Multiculturalism is not an essentially North American phenomenon; there is a much longer history of nations managing their deeply vibrant and significantly multiple ethnic demographics all over the world. None of these experiments are perfect, but the long histories and unfolding stories of places like India and South Africa can only enrich our understanding of multiculturalism in North America.

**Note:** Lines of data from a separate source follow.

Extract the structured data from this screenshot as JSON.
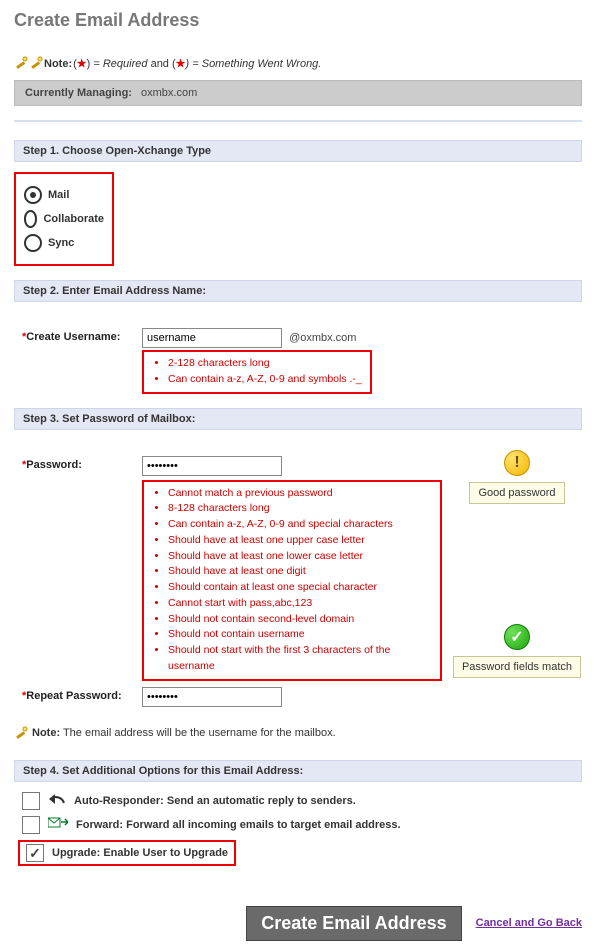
{
  "page_title": "Create Email Address",
  "note1_prefix": "Note:",
  "note1_req": " = Required",
  "note1_and": " and (",
  "note1_wrong": ") = Something Went Wrong.",
  "managing_label": "Currently Managing:",
  "managing_domain": "oxmbx.com",
  "step1": "Step 1. Choose Open-Xchange Type",
  "radios": {
    "mail": "Mail",
    "collab": "Collaborate",
    "sync": "Sync"
  },
  "step2": "Step 2. Enter Email Address Name:",
  "create_user_label": "Create Username:",
  "username_value": "username",
  "username_rules": [
    "2-128 characters long",
    "Can contain a-z, A-Z, 0-9 and symbols .-_"
  ],
  "step3": "Step 3. Set Password of Mailbox:",
  "password_label": "Password:",
  "password_value": "••••••••",
  "good_pw": "Good password",
  "pw_rules": [
    "Cannot match a previous password",
    "8-128 characters long",
    "Can contain a-z, A-Z, 0-9 and special characters",
    "Should have at least one upper case letter",
    "Should have at least one lower case letter",
    "Should have at least one digit",
    "Should contain at least one special character",
    "Cannot start with pass,abc,123",
    "Should not contain second-level domain",
    "Should not contain username",
    "Should not start with the first 3 characters of the username"
  ],
  "repeat_label": "Repeat Password:",
  "repeat_value": "••••••••",
  "pw_match": "Password fields match",
  "note2_prefix": "Note:",
  "note2_text": " The email address will be the username for the mailbox.",
  "step4": "Step 4. Set Additional Options for this Email Address:",
  "opt_auto": "Auto-Responder: Send an automatic reply to senders.",
  "opt_fwd": "Forward: Forward all incoming emails to target email address.",
  "opt_upgrade": "Upgrade: Enable User to Upgrade",
  "create_btn": "Create Email Address",
  "cancel_link": "Cancel and Go Back",
  "at_domain": "@oxmbx.com"
}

For now, our little suburb is quiet again. I have no illusions of permanent peace or battles won, but the incidences of the past several months were a catalyst for revealing significant aspects of the people and the place I have chose as my new home. It also got me closer to understanding what I try to learn and teach as I traverse the fledgling field of Global Studies. Right now I feel cautiously optimistic.
Meenal Shrivastava is an associate professor and the Academic Coordinator of Global Studies and Political Economy in the Centre for Global and Social Analysis at Athabasca University in Alberta.